AML Reports
FIU
The Financial Intelligence Unit (FIU) is part of the Garda Síochána. The FIU is responsible for receiving and analysing suspicious transaction reports. It may access the beneficial ownership registers and request information from designated businesses, competent authorities, the Revenue Commissioners and the Minister for Employment Affairs and Social Protection in order to carry out its functions.
It may provide information to certain bodies where there are grounds to suspect money laundering or terrorist financing. It may share information with FIUs in other European Union Member States.
Reporting of suspicious transactions
A designated business includes any person acting, or purporting to act, on behalf of the designated business, including any agent, employee, partner, director or another officer of, or any person engaged under a contract for services with, the designated business.
A designated business must report to the Garda Siochana (FIU Unit) and the Revenue Commissioners any knowledge or suspicion they have that another person is engaged in money laundering or terrorist financing. The report should be made as soon as practicable.
The report may be made in accordance with an internal reporting procedure. A defendant charged with offences may prove, in his or her defence, that they were an employee making a report in accordance with an internal reporting procedure.

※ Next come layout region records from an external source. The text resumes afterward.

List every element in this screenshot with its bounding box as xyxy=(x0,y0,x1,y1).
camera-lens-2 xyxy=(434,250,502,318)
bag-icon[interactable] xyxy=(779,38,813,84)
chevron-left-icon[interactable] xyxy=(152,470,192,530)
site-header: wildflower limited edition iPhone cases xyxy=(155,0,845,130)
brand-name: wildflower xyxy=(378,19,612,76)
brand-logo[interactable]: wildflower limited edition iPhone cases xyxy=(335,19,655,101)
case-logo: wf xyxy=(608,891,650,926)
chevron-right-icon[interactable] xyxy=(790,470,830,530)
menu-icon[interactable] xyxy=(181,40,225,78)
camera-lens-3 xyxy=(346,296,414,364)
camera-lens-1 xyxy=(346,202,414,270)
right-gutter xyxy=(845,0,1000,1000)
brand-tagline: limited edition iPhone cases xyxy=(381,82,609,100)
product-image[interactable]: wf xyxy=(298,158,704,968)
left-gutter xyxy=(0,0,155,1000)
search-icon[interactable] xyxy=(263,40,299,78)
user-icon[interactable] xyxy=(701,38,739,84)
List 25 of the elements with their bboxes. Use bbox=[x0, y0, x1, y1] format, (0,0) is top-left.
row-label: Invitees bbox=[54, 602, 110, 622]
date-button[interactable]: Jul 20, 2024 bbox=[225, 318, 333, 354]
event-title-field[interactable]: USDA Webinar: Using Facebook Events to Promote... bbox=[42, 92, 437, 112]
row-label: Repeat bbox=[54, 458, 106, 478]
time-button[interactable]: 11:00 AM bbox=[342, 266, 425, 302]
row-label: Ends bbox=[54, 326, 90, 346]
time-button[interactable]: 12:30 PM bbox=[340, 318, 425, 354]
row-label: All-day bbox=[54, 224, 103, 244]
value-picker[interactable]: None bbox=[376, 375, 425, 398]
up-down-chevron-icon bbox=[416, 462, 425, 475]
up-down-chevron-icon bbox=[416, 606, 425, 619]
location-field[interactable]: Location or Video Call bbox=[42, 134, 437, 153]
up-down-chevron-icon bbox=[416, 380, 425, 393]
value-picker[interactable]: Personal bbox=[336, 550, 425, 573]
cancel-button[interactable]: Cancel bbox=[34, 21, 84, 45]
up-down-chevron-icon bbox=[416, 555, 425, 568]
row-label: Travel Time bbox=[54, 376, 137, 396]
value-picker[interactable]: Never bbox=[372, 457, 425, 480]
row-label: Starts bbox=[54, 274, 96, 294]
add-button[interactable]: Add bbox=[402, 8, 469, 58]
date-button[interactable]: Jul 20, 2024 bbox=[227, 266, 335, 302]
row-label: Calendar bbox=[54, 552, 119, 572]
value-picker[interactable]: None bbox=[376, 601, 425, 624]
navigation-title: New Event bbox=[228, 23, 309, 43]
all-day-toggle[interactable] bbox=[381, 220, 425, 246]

The information included in a report may be used in an investigation into money laundering or terrorist financing or any other offence. The legislation sets out the circumstances in which disclosure of the information is not required.
Matters Reported
A designated business that is required to report shall disclose the following information in the report:
- the information on which the designated business’s knowledge, suspicion or reasonable grounds are based;
- the identity, if the designated business knows it, of the person who the designated business knows, suspects or has reasonable grounds to suspect has been or is engaged in an offence of money laundering or terrorist financing;
- the whereabouts, if the designated business knows them, of the property the subject of the money laundering, or the funds the subject of the terrorist financing, as the case may be;
- any other relevant information.
In certain circumstances, the designated business may proceed with a suspicious service or transaction prior to the sending of the report to the Garda Siochana (FIU Unit) and the Revenue Commissioners. This does not authorize a person to proceed with a service or transaction if they have been directed or ordered otherwise. There are penalties for an offence committed under the provision.
Legal Privilege
Nothing requires the disclosure of information that is subject to legal privilege. A relevant professional adviser to disclose information that he or she has received from or obtained in relation to a client in the course of ascertaining the legal position of the client. This does not apply to information received from or obtained in relation to a client with the intention of furthering a criminal purpose.
A relevant professional adviser” means an accountant, auditor or tax adviser who is a member of a designated accountancy body or of the Irish Taxation Institute;
The disclosure of information by a person in accordance with the obligations is not treated, for any purpose, as a breach of any restriction imposed by any other enactment or rule of law on disclosure by the person or any other person on whose behalf the disclosure is made.
A ‘‘legal adviser’’ is a barrister or solicitor. A client of a solicitor who seeks advice from a barrister is, in the case of an adviser who is a barrister, a customer for this purpose.
N0 Tipping Off
A designated business may not make any disclosures likely to prejudice any ongoing or future investigation. There are penalties for tipping off.
It is a defence for a person charged with an offence to prove that the disclosure was to a customer of the defendant or designated business, the defendant or designated business was directed or ordered not to carry out any service or transaction in respect of the customer and this fact was the extent of the disclosure.
It is also a defence if the disclosure was solely to the effect that the defendant or a designated business on whose behalf the defendant made the disclosure had been directed by An Garda Siochana ordered by a judge of the District Court not to carry out a service.
Defences /Internal Disclosures
It is a defence to an alleged offence for an accused to prove that they were acting in a specific capacity listed and that they made the disclosure to another person acting in a similar capacity. It is a defence where a person can prove that the disclosure was made by a credit or financial institution to another such institution situated in an EU State or designated place and both institutions belonged to the same group. It is a defence where the person was a legal or relevant professional adviser at the time of the disclosure.
The defence extends to financial institutions and to branches and majority-owned subsidiaries of credit and financial institutions, and the institutions concerned must be in compliance with the group’s policies and procedures.
It is a defence that the disclosure related to a current or former customer, a transaction or service involving the person and the institution or adviser, and the disclosure was made to prevent money laundering or terrorist financing. The institution or adviser to whom the disclosure was made must also have been situated in a EU State or other countries designated.
Both the institution/adviser making and receiving the disclosure must have been subject to equivalent duties of professional confidentiality and the protection of personal data.